Integration between assistants is another problem. Let's say you're confident that a malicious prompt can never get into your own personal Google Drive. But let's say Google Bard keeps the ability to analyze your documents and also gains the ability to do web searches when you ask questions about those documents. Or gets browser integration via an extension.

Now, when you visit a malicious web page with hidden malicious commands, that data can be accessed and exfiltrated by the website.

Now, you could strictly separate that data behind some kind of prompt, but then it's impossible to have an LLM carry on the same conversation in both contexts. So if you want your browsing assistant to be unable to leak information about your documents or visited sites, you need to accept that you don't get the ability to give a composite command like, "can you go into my bookmarks and add 'long', 'medium', or 'short' tags based on the length of each article?" Or at least, you need to have a very dedicated process for that as opposed to a general one, which makes sure that there is no singular conversation that touches both your bookmarks and the contents of each page. They need to be completely isolated from each other, which is not what most people are imagining when they talk about general assistants.

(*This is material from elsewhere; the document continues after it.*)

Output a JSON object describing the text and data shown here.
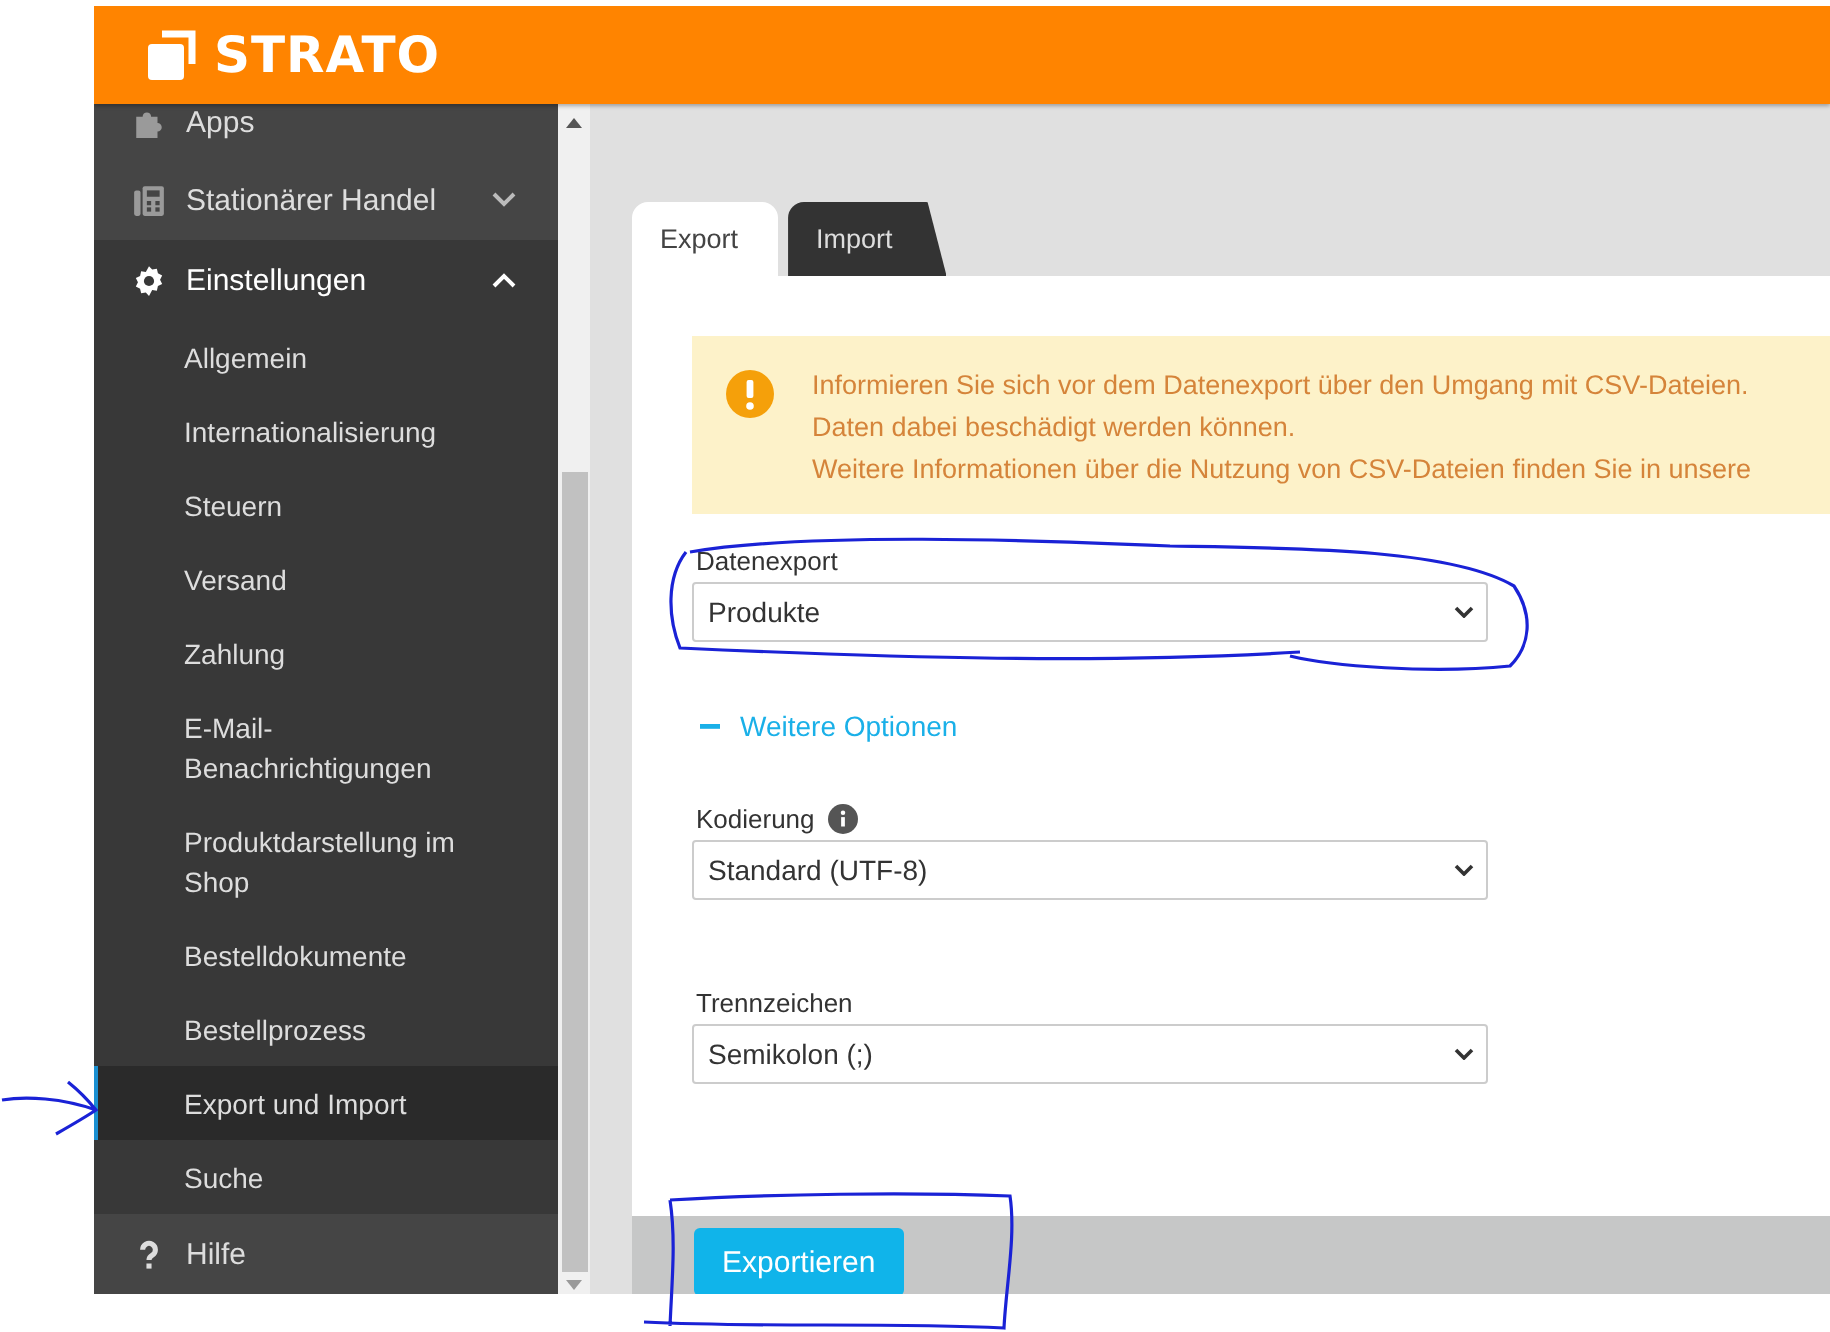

Remember that there is no difference between prompt extraction by a user and conversation/context extraction from an attacker. They're both just getting the LLM to repeat previous parts of the input text. If you have given an LLM sensitive information at any point during conversation, then (if you want to be secure) the LLM must not interact with any kind of untrusted data, or it must be isolated from any meaningful APIs including the ability to make 3rd-party GET requests and it must never be allowed to interact with another LLM that has access to those APIs.

1 comments

Properly sandboxing and firewalling LLMs is going to be the killer app.